Well, maybe, let me float a theory past you guys and see what you think, 'cos I'm not sure if this is a flash of insight or just sophistry -- it could go either way.
Start with two points:
- The difference between a natural key and a synthetic key is that a natural key has some meaning to the naked eye in isolation, and thus can be exposed directly to the user and "generated" by users. A synthetic key's meaning is only revealed through translation to a natural value.
- If you change the value of a natural key, you're genera'ly not changing what that key value represents, eg. "Finland", you are just changing it's means of representation -- ie. some visible code value.

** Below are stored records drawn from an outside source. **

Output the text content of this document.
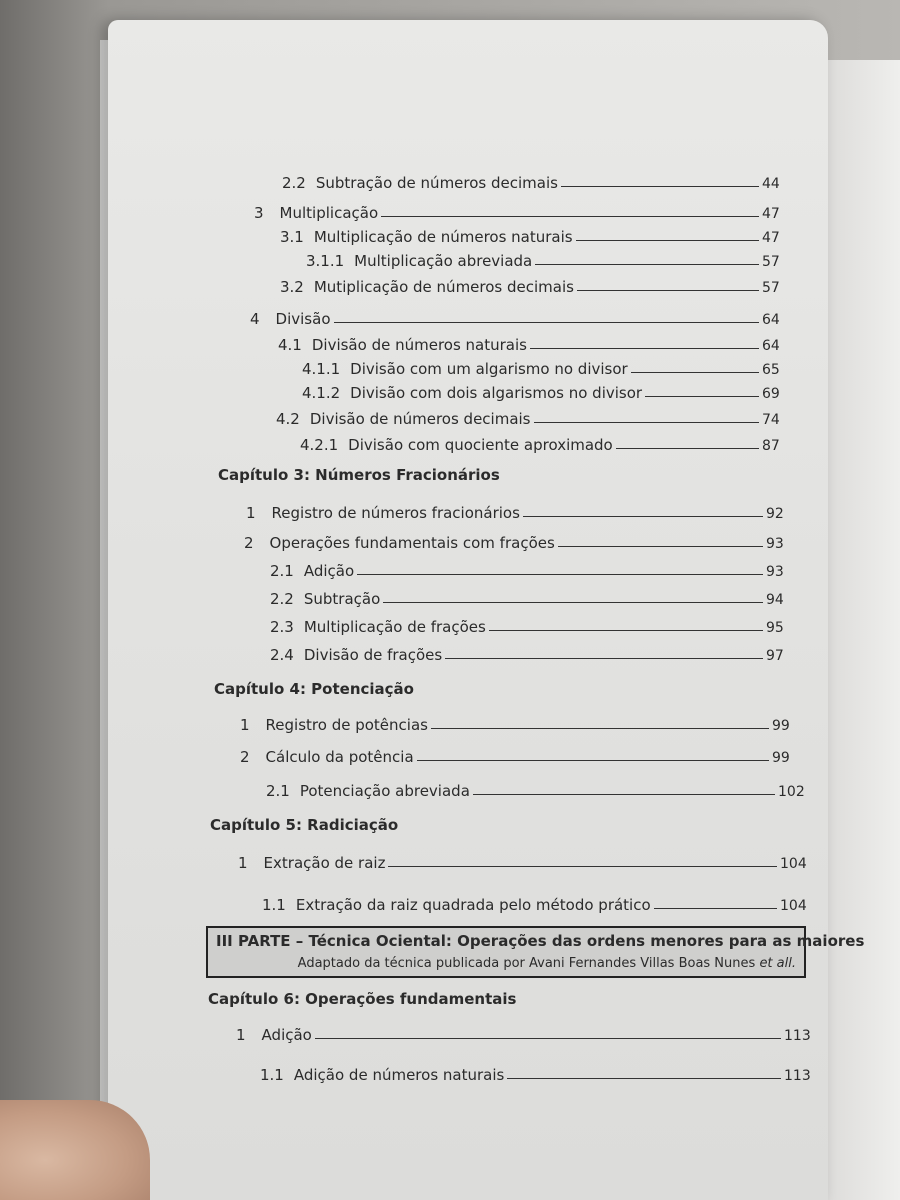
2.2 Subtração de números decimais	44
3 Multiplicação	47
3.1 Multiplicação de números naturais	47
3.1.1 Multiplicação abreviada	57
3.2 Mutiplicação de números decimais	57
4 Divisão	64
4.1 Divisão de números naturais	64
4.1.1 Divisão com um algarismo no divisor	65
4.1.2 Divisão com dois algarismos no divisor	69
4.2 Divisão de números decimais	74
4.2.1 Divisão com quociente aproximado	87
Capítulo 3: Números Fracionários
1 Registro de números fracionários	92
2 Operações fundamentais com frações	93
2.1 Adição	93
2.2 Subtração	94
2.3 Multiplicação de frações	95
2.4 Divisão de frações	97
Capítulo 4: Potenciação
1 Registro de potências	99
2 Cálculo da potência	99
2.1 Potenciação abreviada	102
Capítulo 5: Radiciação
1 Extração de raiz	104
1.1 Extração da raiz quadrada pelo método prático	104
III PARTE – Técnica Ociental: Operações das ordens menores para as maiores
Adaptado da técnica publicada por Avani Fernandes Villas Boas Nunes et all.
Capítulo 6: Operações fundamentais
1 Adição	113
1.1 Adição de números naturais	113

Now what is a date value in Oracle? It's some internal representation -- a string of digits I suppose. Let me float the idea that a date column is actually a synthetic key, but appears to be natural because Oracle uses one of a great many possible conversions to represent it as a naturalkey. So if your boss came in one morning and said, "Bad news lads, the business is changing the standard date format to be Julian", or you wanted to suddenly start representing month names in ... um ... Urdu, then just as in the case where a country changes its code we're not saying that the date itself has changed, just the "human-friendly" representation of it. You do this pretty simply through changing NLS settings -- internally if you have quality code that always uses a date format picture to say such things as
Code:
Where date_of_transaction < To_Date('01-Jan-2005','DD-Mon-YYYY')
then you don't even have to change that.
So here's my proposition: date-based keys are really synthetic, and that's why they appear to be an exception (and that's why representing them with a regular sequence-generated synthetic value makes no sense) -- it's the representation of them, with year-month-day or whatever, that is natural, and in effect Oracle is maintaining an internal and very flexible two-way translation table for you, accessed through the to_date() and to_char() functions (not literally a table of course, but with the same purpose).
Feedback, feedback! What do you think.